The British government does not expect a fracking boom on the scale predicted by the shale gas industry, according to confidential Cabinet Office projections seen by Unearthed.

Far from the thousands of wells predicted by the shale gas industry just a few years ago, the government’s unreleased Implementation Unit Report on Shale Gas foresees only 155 wells drilled by 2025.

Meanwhile the most significant industry-backed studies on the scaling up of the UK’s nascent fracking industry estimate that 4,000 horizontal wells could be drilled by 2032, with 400 per year delivered at its peak.

If the government’s fracking forecast proves accurate, the shale gas industry would have to deploy 550 wells a year in order to reach its 2032 target — a figure far higher than even the industry’s ‘high activity scenarios’ suggest is possible.

Responding to the news, industry players blamed planning rules and falling gas prices for the delay and said more gas could be extracted with fewer wells than previously thought.

Dan Lewis, senior adviser at the Institute of Directors, which produced the analysis behind the 4,000 well figure, told Unearthed: “The 2013 projection that, at peak, the UK’s drilling schedule could see 400 new laterals installed hasn’t come to pass, for a variety of reasons.

“One major factor behind this is that further research into the UK’s geology has been held back by planning. Another is the fall in gas prices that have made exploration harder to justify.

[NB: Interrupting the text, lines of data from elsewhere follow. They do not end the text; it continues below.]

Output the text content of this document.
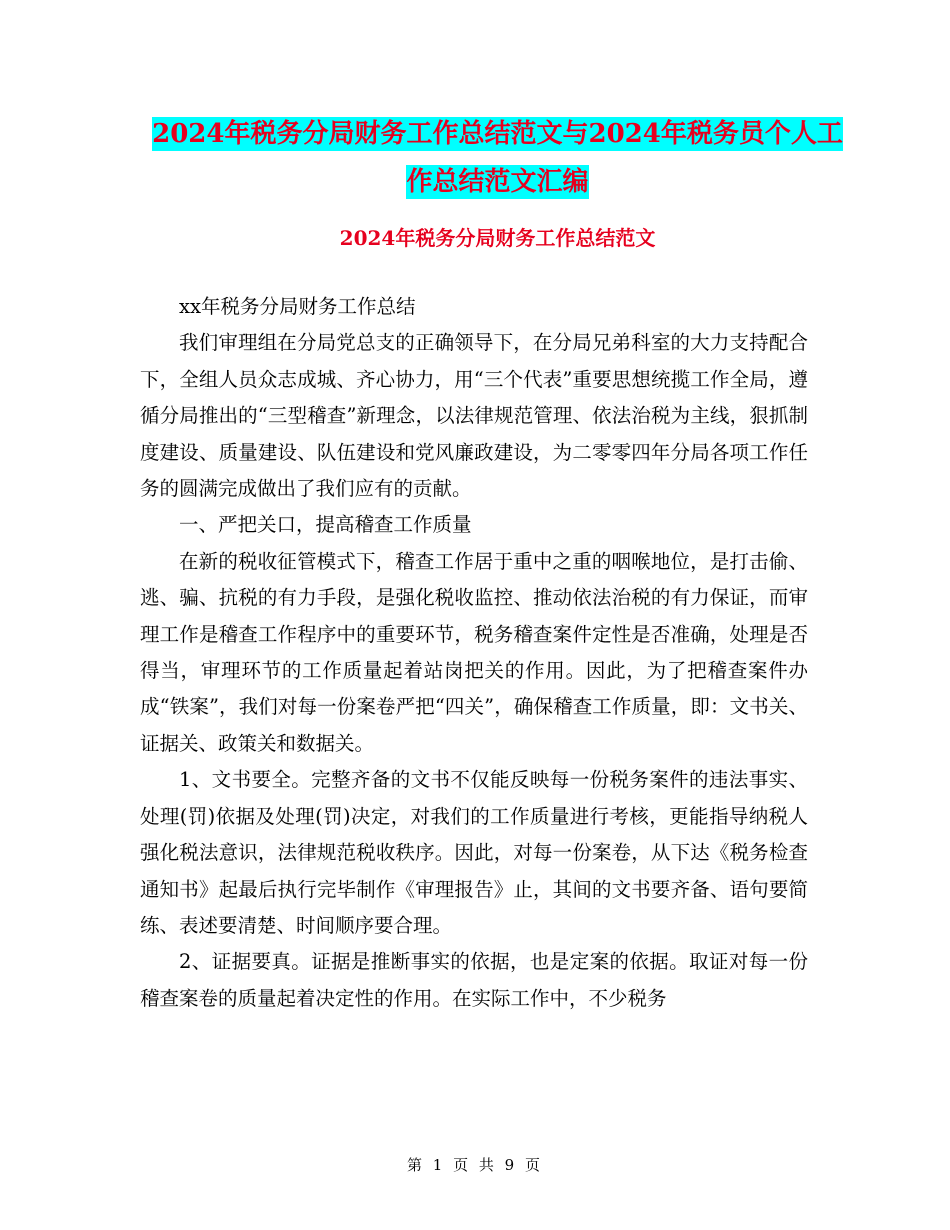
2024年税务分局财务工作总结范文与2024年税务员个人工作总结范文汇编
2024年税务分局财务工作总结范文

xx年税务分局财务工作总结

我们审理组在分局党总支的正确领导下，在分局兄弟科室的大力支持配合下，全组人员众志成城、齐心协力，用“三个代表”重要思想统揽工作全局，遵循分局推出的“三型稽查”新理念，以法律规范管理、依法治税为主线，狠抓制度建设、质量建设、队伍建设和党风廉政建设，为二零零四年分局各项工作任务的圆满完成做出了我们应有的贡献。

一、严把关口，提高稽查工作质量

在新的税收征管模式下，稽查工作居于重中之重的咽喉地位，是打击偷、逃、骗、抗税的有力手段，是强化税收监控、推动依法治税的有力保证，而审理工作是稽查工作程序中的重要环节，税务稽查案件定性是否准确，处理是否得当，审理环节的工作质量起着站岗把关的作用。因此，为了把稽查案件办成“铁案”，我们对每一份案卷严把“四关”，确保稽查工作质量，即：文书关、证据关、政策关和数据关。

1、文书要全。完整齐备的文书不仅能反映每一份税务案件的违法事实、处理(罚)依据及处理(罚)决定，对我们的工作质量进行考核，更能指导纳税人强化税法意识，法律规范税收秩序。因此，对每一份案卷，从下达《税务检查通知书》起最后执行完毕制作《审理报告》止，其间的文书要齐备、语句要简练、表述要清楚、时间顺序要合理。

2、证据要真。证据是推断事实的依据，也是定案的依据。取证对每一份稽查案卷的质量起着决定性的作用。在实际工作中，不少税务

第 1 页 共 9 页
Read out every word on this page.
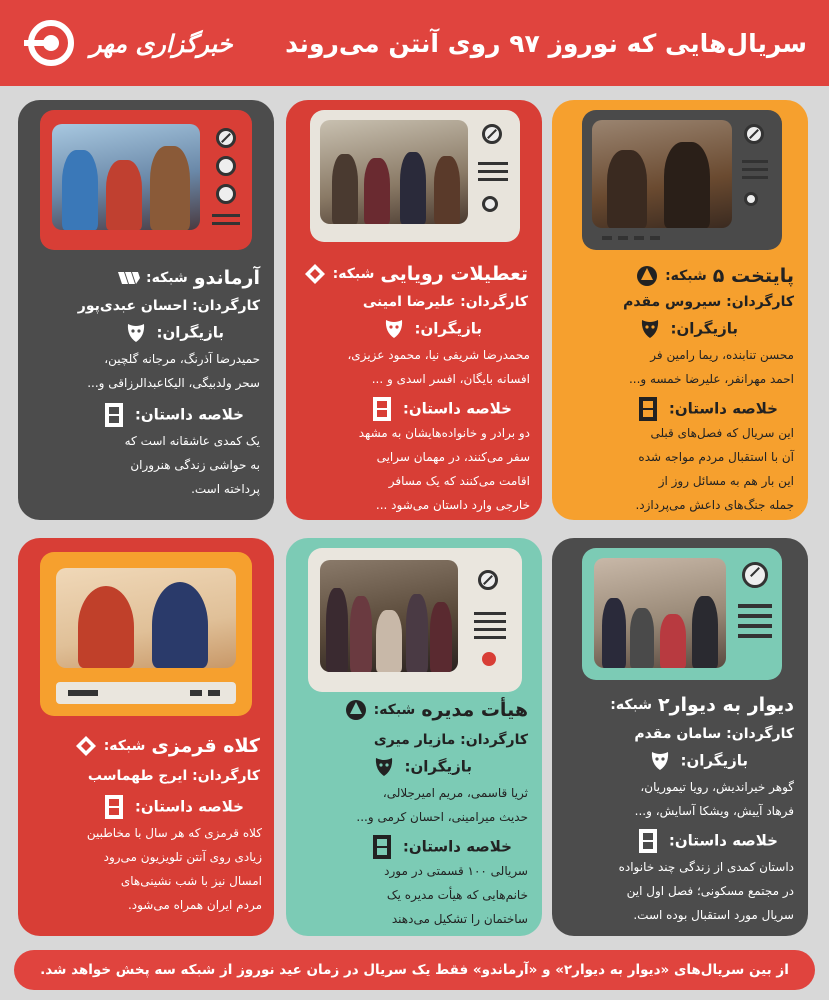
سریال‌هایی که نوروز ۹۷ روی آنتن می‌روند
خبرگزاری مهر
پایتخت ۵
شبکه:
کارگردان: سیروس مقدم
بازیگران:
محسن تنابنده، ریما رامین فر
احمد مهرانفر، علیرضا خمسه و...
خلاصه داستان:
این سریال که فصل‌های قبلی
آن با استقبال مردم مواجه شده
این بار هم به مسائل روز از
جمله جنگ‌های داعش می‌پردازد.
تعطیلات رویایی
شبکه:
کارگردان: علیرضا امینی
بازیگران:
محمدرضا شریفی نیا، محمود عزیزی،
افسانه بایگان، افسر اسدی و ...
خلاصه داستان:
دو برادر و خانواده‌هایشان به مشهد
سفر می‌کنند، در مهمان سرایی
اقامت می‌کنند که یک مسافر
خارجی وارد داستان می‌شود ...
آرماندو
شبکه:
کارگردان: احسان عبدی‌پور
بازیگران:
حمیدرضا آذرنگ، مرجانه گلچین،
سحر ولدبیگی، الیکاعبدالرزاقی و...
خلاصه داستان:
یک کمدی عاشقانه است که
به حواشی زندگی هنروران
پرداخته است.
دیوار به دیوار۲
شبکه:
کارگردان: سامان مقدم
بازیگران:
گوهر خیراندیش، رویا تیموریان،
فرهاد آییش، ویشکا آسایش، و...
خلاصه داستان:
داستان کمدی از زندگی چند خانواده
در مجتمع مسکونی؛ فصل اول این
سریال مورد استقبال بوده است.
هیأت مدیره
شبکه:
کارگردان: مازیار میری
بازیگران:
ثریا قاسمی، مریم امیرجلالی،
حدیث میرامینی، احسان کرمی و...
خلاصه داستان:
سریالی ۱۰۰ قسمتی در مورد
خانم‌هایی که هیأت مدیره یک
ساختمان را تشکیل می‌دهند
کلاه قرمزی
شبکه:
کارگردان: ایرج طهماسب
خلاصه داستان:
کلاه قرمزی که هر سال با مخاطبین
زیادی روی آنتن تلویزیون می‌رود
امسال نیز با شب نشینی‌های
مردم ایران همراه می‌شود.
از بین سریال‌های «دیوار به دیوار۲» و «آرماندو» فقط یک سریال در زمان عید نوروز از شبکه سه پخش خواهد شد.
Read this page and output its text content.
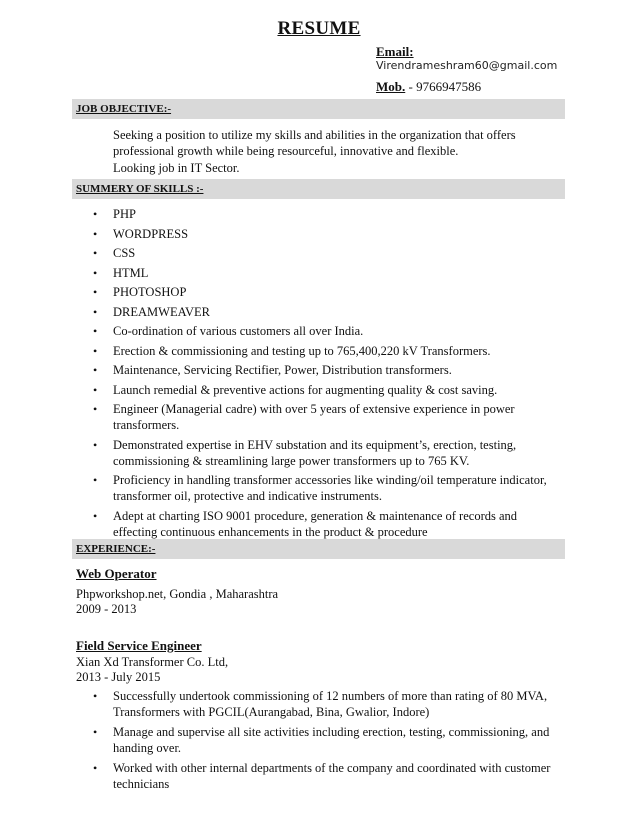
RESUME
Email:
Virendrameshram60@gmail.com
Mob. - 9766947586
JOB OBJECTIVE:-
Seeking a position to utilize my skills and abilities in the organization that offers
professional growth while being resourceful, innovative and flexible.
Looking job in IT Sector.
SUMMERY OF SKILLS :-
• PHP
• WORDPRESS
• CSS
• HTML
• PHOTOSHOP
• DREAMWEAVER
• Co-ordination of various customers all over India.
• Erection & commissioning and testing up to 765,400,220 kV Transformers.
• Maintenance, Servicing Rectifier, Power, Distribution transformers.
• Launch remedial & preventive actions for augmenting quality & cost saving.
• Engineer (Managerial cadre) with over 5 years of extensive experience in power
transformers.
• Demonstrated expertise in EHV substation and its equipment’s, erection, testing,
commissioning & streamlining large power transformers up to 765 KV.
• Proficiency in handling transformer accessories like winding/oil temperature indicator,
transformer oil, protective and indicative instruments.
• Adept at charting ISO 9001 procedure, generation & maintenance of records and
effecting continuous enhancements in the product & procedure
EXPERIENCE:-
Web Operator
Phpworkshop.net, Gondia , Maharashtra
2009 - 2013
Field Service Engineer
Xian Xd Transformer Co. Ltd,
2013 - July 2015
• Successfully undertook commissioning of 12 numbers of more than rating of 80 MVA,
Transformers with PGCIL(Aurangabad, Bina, Gwalior, Indore)
• Manage and supervise all site activities including erection, testing, commissioning, and
handing over.
• Worked with other internal departments of the company and coordinated with customer
technicians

“Of course, it is disappointing that the shale gas sector in the UK has not yet delivered the jobs, taxes and lower energy prices for all as in America. We are nonetheless encouraged by the findings last month at Preston New Road and more exploration is coming.”

Cuadrilla, the UK’s largest fracking firm, which produced its own modelling in 2012 that showed many more wells than the government now expects, said the discrepancy could be down to “technical drilling advancements” that “allow operators to access rich gas zones from just one well without the need for multiple vertical wells.”

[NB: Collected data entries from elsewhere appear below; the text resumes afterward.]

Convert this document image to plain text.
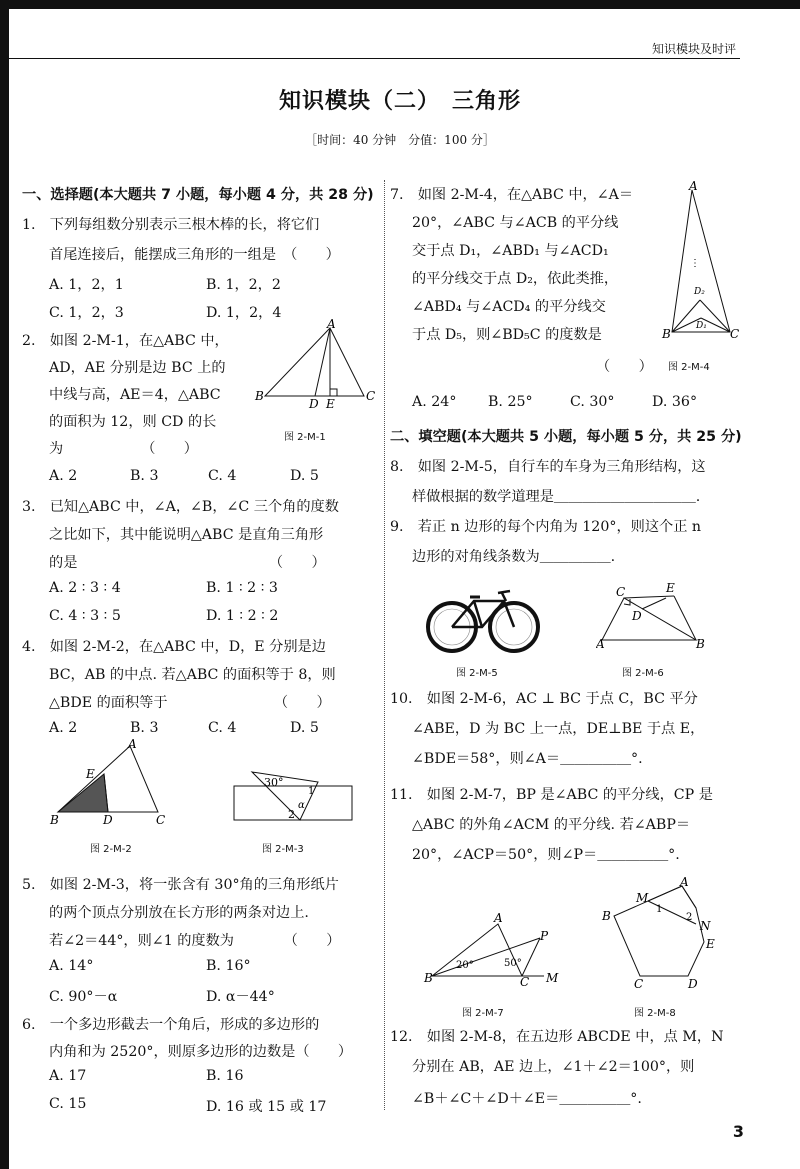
知识模块及时评
知识模块（二）　三角形
［时间：40 分钟　分值：100 分］
一、选择题(本大题共 7 小题，每小题 4 分，共 28 分)
1.　下列每组数分别表示三根木棒的长，将它们
首尾连接后，能摆成三角形的一组是　（　　）
A. 1，2，1	B. 1，2，2
C. 1，2，3	D. 1，2，4
2.　如图 2-M-1，在△ABC 中，
AD，AE 分别是边 BC 上的
中线与高，AE＝4，△ABC
的面积为 12，则 CD 的长
为　　　　　　（　　）
A. 2	B. 3	C. 4	D. 5
3.　已知△ABC 中，∠A，∠B，∠C 三个角的度数
之比如下，其中能说明△ABC 是直角三角形
的是　　　　　　　　　　　　　　（　　）
A. 2 ∶ 3 ∶ 4	B. 1 ∶ 2 ∶ 3
C. 4 ∶ 3 ∶ 5	D. 1 ∶ 2 ∶ 2
4.　如图 2-M-2，在△ABC 中，D，E 分别是边
BC，AB 的中点. 若△ABC 的面积等于 8，则
△BDE 的面积等于　　　　　　　　（　　）
A. 2	B. 3	C. 4	D. 5
5.　如图 2-M-3，将一张含有 30°角的三角形纸片
的两个顶点分别放在长方形的两条对边上.
若∠2＝44°，则∠1 的度数为　　　　（　　）
A. 14°	B. 16°
C. 90°－α	D. α－44°
6.　一个多边形截去一个角后，形成的多边形的
内角和为 2520°，则原多边形的边数是（　　）
A. 17	B. 16
C. 15	D. 16 或 15 或 17
7.　如图 2-M-4，在△ABC 中，∠A＝
20°，∠ABC 与∠ACB 的平分线
交于点 D₁，∠ABD₁ 与∠ACD₁
的平分线交于点 D₂，依此类推，
∠ABD₄ 与∠ACD₄ 的平分线交
于点 D₅，则∠BD₅C 的度数是
（　　）
A. 24° B. 25°	C. 30°	D. 36°
二、填空题(本大题共 5 小题，每小题 5 分，共 25 分)
8.　如图 2-M-5，自行车的车身为三角形结构，这
样做根据的数学道理是＿＿＿＿＿＿＿＿＿＿.
9.　若正 n 边形的每个内角为 120°，则这个正 n
边形的对角线条数为＿＿＿＿＿.
10.　如图 2-M-6，AC ⊥ BC 于点 C，BC 平分
∠ABE，D 为 BC 上一点，DE⊥BE 于点 E，
∠BDE＝58°，则∠A＝＿＿＿＿＿°.
11.　如图 2-M-7，BP 是∠ABC 的平分线，CP 是
△ABC 的外角∠ACM 的平分线. 若∠ABP＝
20°，∠ACP＝50°，则∠P＝＿＿＿＿＿°.
12.　如图 2-M-8，在五边形 ABCDE 中，点 M，N
分别在 AB，AE 边上，∠1＋∠2＝100°，则
∠B＋∠C＋∠D＋∠E＝＿＿＿＿＿°.
A
B	C
D E
图 2-M-1
A
E
B	D	C
图 2-M-2
30°
1
2
α
图 2-M-3
⋮
A
B	C
D₂
D₁
图 2-M-4
图 2-M-5
C	E
D
A	B
图 2-M-6
A
B	C M
P
20°	50°
图 2-M-7
A
M
N
B
C	D
E
1
2
图 2-M-8
3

The spokesperson said: “Over the last six years there have been significant changes in regulation, local planning timescales and permitting which would, amongst other factors, outdate the timeframe of the 2012 predictions.”


This latest setback for the industry – which failed to frack a single production well in 2017 – has triggered criticism of government energy policy.

Caroline Lucas, Leader of the Green Party, said: “This is further evidence that the fracking industry is doomed. Though ministers like to talk up fracking in public, and the industry boasts of its own potential, it simply isn’t looking viable even by its own measures.”

Drew Henry, the Scottish National Party’s business and energy spokesperson, said: “With twenty energy ministers in twenty years it is no surprise that the UK government has proven to be inept when it comes to energy policy. Not content with the white elephant that is Hinkley C, their other great ‘hope’ fracking is now seen, not only to be environmentally risky, but with projected returns that were wildly optimistic.”

A BEIS spokesperson said: “The UK government is committed to ensuring we have secure energy supplies that are reliable, affordable and clean. As part of this, shale gas has the potential to be a home-grown energy source which can lead to jobs and economic growth, contribute to our diverse energy mix to further enhance our security of supply, and help us achieve our climate change objectives.”

The Implementation Unit Report on Shale Gas

What little information Unearthed has gleaned so far about the report via freedom of information is:

  • Government expects ‘approximately’ 17 unconventional oil and gas sites across England and Wales by the end of this decade, and 30 to 35 by 2022.
  • ‘There could be around 155 wells by around 2025’ — not separated by exploration/production
  • There is no information beyond 2025

Contacted by Unearthed, a government spokesperson confirmed that these are the most recent estimates.

Industry expectations

A handful of reports on the scaling up of Britain’s shale gas industry have been published over the last few years, yet many rely on underlying forecasts made by the Institute of Directors in 2013 — that’s where EY got the 4,000 well stat from.

Looking further back, in 2012 would-be fracking firm Cuadrilla predicted 800 wells ‘within the next 5 to 10 years’ in the Bowland Shale alone, the largest of the UK’s three formations.

The UK government has not publicly produced its own estimates, though ministers have approvingly referenced the EY report’s findings in parliamentary debates.

The rosy future the shale gas industry once envisioned for itself is facing significant hurdles: public support has reached record lows, political opposition – chiefly in Scotland – has solidified and the financial burden for small firms has continued despite the fact that not a single production well has been drilled since 2011.

It’s widely agreed that 2018 will be a make-or-break year for fracking in the UK, with Cuadrilla buoyed by the recent gas find in its Lancashire license block but Third Energy’s ambitions derailed for the time being by financial woes.